The default is how='any', such that any row or column (depending on the axis keyword) containing a null value will be dropped. You can also specify how='all', which will only drop rows/columns which are all null values:

df[3] = np.nan
df
df.dropna(axis=1, how='all')

Keep in mind that to be a bit more clear, you can use axis='rows' rather than axis=0 and axis='columns' rather than axis=1.

For finer-grained control, the thresh parameter lets you specify a minimum number of non-null values for the row/column to be kept:

df.dropna(thresh=3)

Here the first and last row have been dropped, because they contain only two non-null values.

Filling Null Values

Sometimes rather than dropping NA values, you’d rather replace them with a valid value.
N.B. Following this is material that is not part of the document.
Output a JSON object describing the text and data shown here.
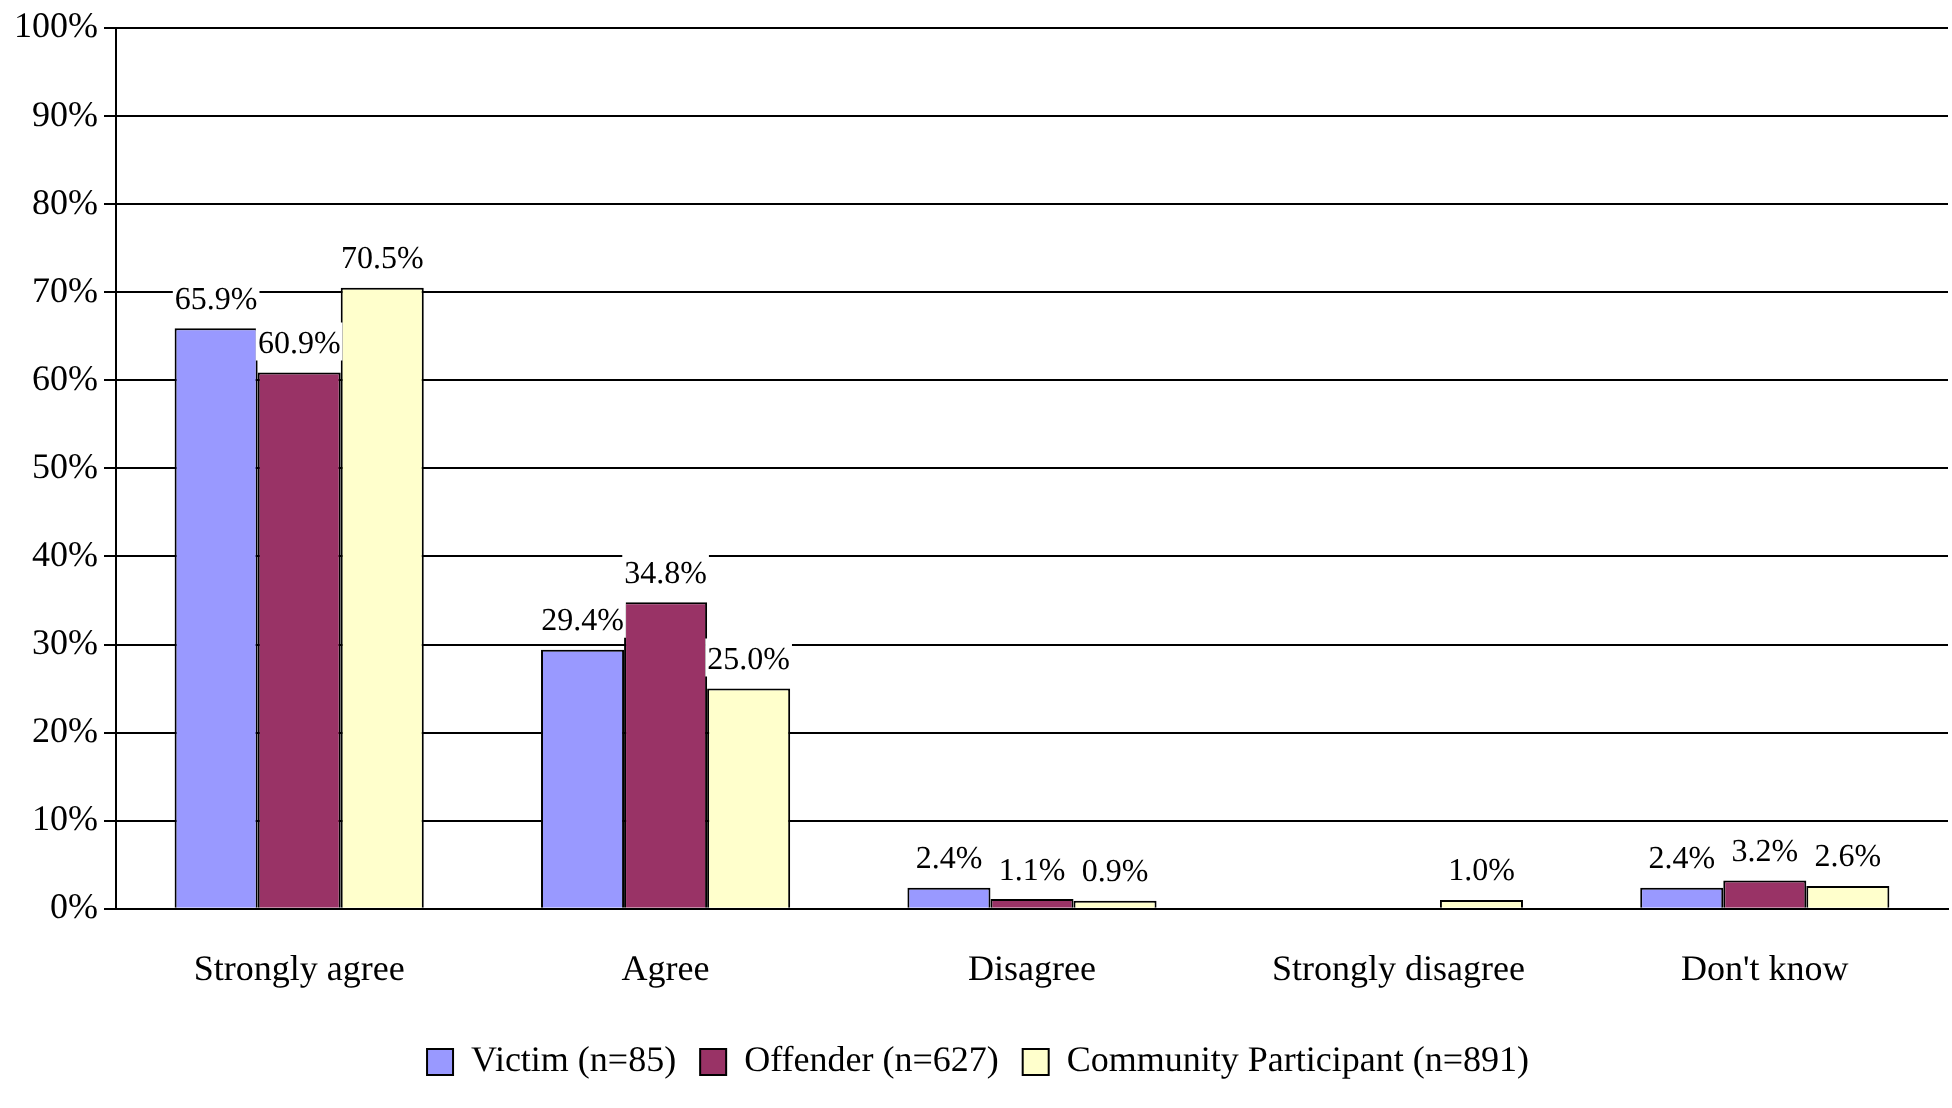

This value might be a single number like zero, or it might be some sort of imputation or interpolation from the good values. You could do this in-place using the isnull() method as a mask, but because it is such a common operation Pandas provides the fillna() method, which returns a copy of the array with the null values replaced.

Consider the following Series:

data = pd.Series([1, np.nan, 2, None, 3], index=list('abcde'))
data

We can fill NA entries with a single value, such as zero:

data.fillna(0)

We can specify a forward-fill to propagate the previous value forward:

# forward-fill
data.fillna(method='ffill')

Or we can specify a back-fill to propagate the next values backward:

# back-fill
data.fillna(method='bfill')

For DataFrames, the options are similar, but we can also specify an axis along-which the fills take place:

df
df.fillna(method='ffill', axis=1)

Notice that if a previous value is not available during a forward fill, the NA value remains.

Summary

Here we have seen how Pandas handles null/NA values, and seen a few DataFrame and Series methods specifically designed to handle these missing values in a uniform way. Missing data is a fact of life in real-world datasets, and we’ll see these tools often in the following chapters.